The Centre for Bioethics and Humanities, International Medical University (IMU) hosted a Youth Ambassador Programme for Bioethics in May 2023, to create a strong sense of social responsibility, commitment to knowledge development, understanding of current global issues, and leadership skills on various ethical issues. IMU sponsored nine students from the foundation and undergraduate studies to attend the youth programme, which saw a total of 20 participants including those from other private institutions.
Before joining the main activities at the IMU campus, the participants attended a series of online lectures on topics such as “Ethics of Emerging Technologies and AI”, “What is Bioethics”, “Moral Responsibility”, and “Public Health Issues and COVID-19 Pandemic” presented by facilitators who are from the fraternity of bioethics in Asia.
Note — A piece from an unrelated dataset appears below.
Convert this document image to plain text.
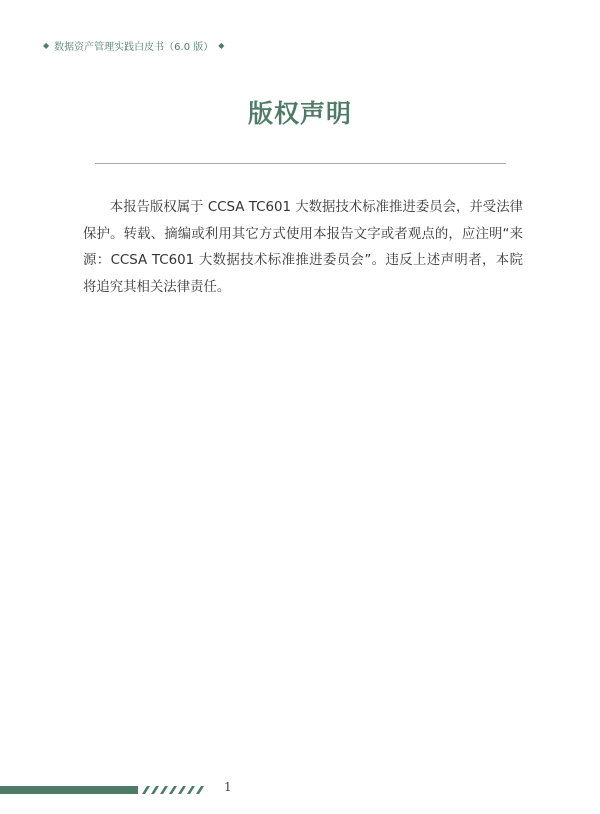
◆ 数据资产管理实践白皮书（6.0 版） ◆
版权声明

本报告版权属于 CCSA TC601 大数据技术标准推进委员会，并受法律保护。转载、摘编或利用其它方式使用本报告文字或者观点的，应注明“来源：CCSA TC601 大数据技术标准推进委员会”。违反上述声明者，本院将追究其相关法律责任。

1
Bonnie Wong Xin Yee, FS123 (Foundation in Science student) found the sessions interesting and a good opportunity for students to interact with professors closely and hear their opinions and answers to any questions they had. Meanwhile Loh Ehung, FS322 was grateful for the good opportunity to meet new people and share ideas, while learning more about ethical issues within the healthcare system.
At the student group sessions, the three groups led by IMU students had dialogue sessions on current issues such as ChatGPT and generative AI, justice and morality, including the challenges of post-pandemic life and the rise of artificial intelligence, and lastly the United Nations Sustainable Development Goals (SDGs).
Tan Kuan Teng, PC121 (Pharmaceutical Chemistry student), further added that these sessions were great learning experiences, and they broadened their perspective on greener more sustainable goals as well as ethics in the scientific field.
On Day Two, the youths attended the roundtable on global health security, with a panel of experts, including Prof Dr Datuk Lokman Hakim bin Sulaiman, Deputy Vice-Chancellor, Research, and Prof of Public Health at the International Medical University. A variety of topics were covered during the roundtable, but one of the most prominent issues discussed was human security during the pandemic – freedom from want, freedom from fear, and freedom to live in dignity.
During the pandemic, the principles of human security were practiced in two different ways: the freedom in choosing the vaccine, and the freedom of security from diseases. It is important to think about human security in times of crisis, or when making decisions that impact life, such as decisions made during the pandemic.
On the final day of the programme, the three youth groups presented a live debate on health security, a role-play on the dilemma to receive treatment or transplant from a donor of another race or religion, and a short drama on plastic pollution and its impact on the environment and human health.
IMU students who participated in the event found the programme beneficial as reported by Premaanand A/L Rawi@Jagen from BM121 (Biomedical Science student) “Great networking opportunities and fundamental for career progression and personal growth” and Loh Hui Nie, FS322 “Participating in the conference made me realize that I need more self-improvement.”
In conclusion, the event went well, and the IMU students had a great opportunity to connect with other youths and experts in the field. It was an incredible learning experience that allowed the IMU students to learn and understand more about ethics, and hopefully to practice what they learnt from the programme such as decision-making when facing public health issues and research. For the same reasons, students in IMU should be exposed to ethics and better prepare them for future dilemmas they might face, and to make the right decisions, not for their good, but for the greater good of humankind.
The youths were also inspired to be ambassadors to their peers, to promote ethics, maintain human security, and make justified, ethical decisions for a better, brighter future. Again, the youths would like to thank the organisers, as well as IMU for sponsoring and providing opportunities for student growth.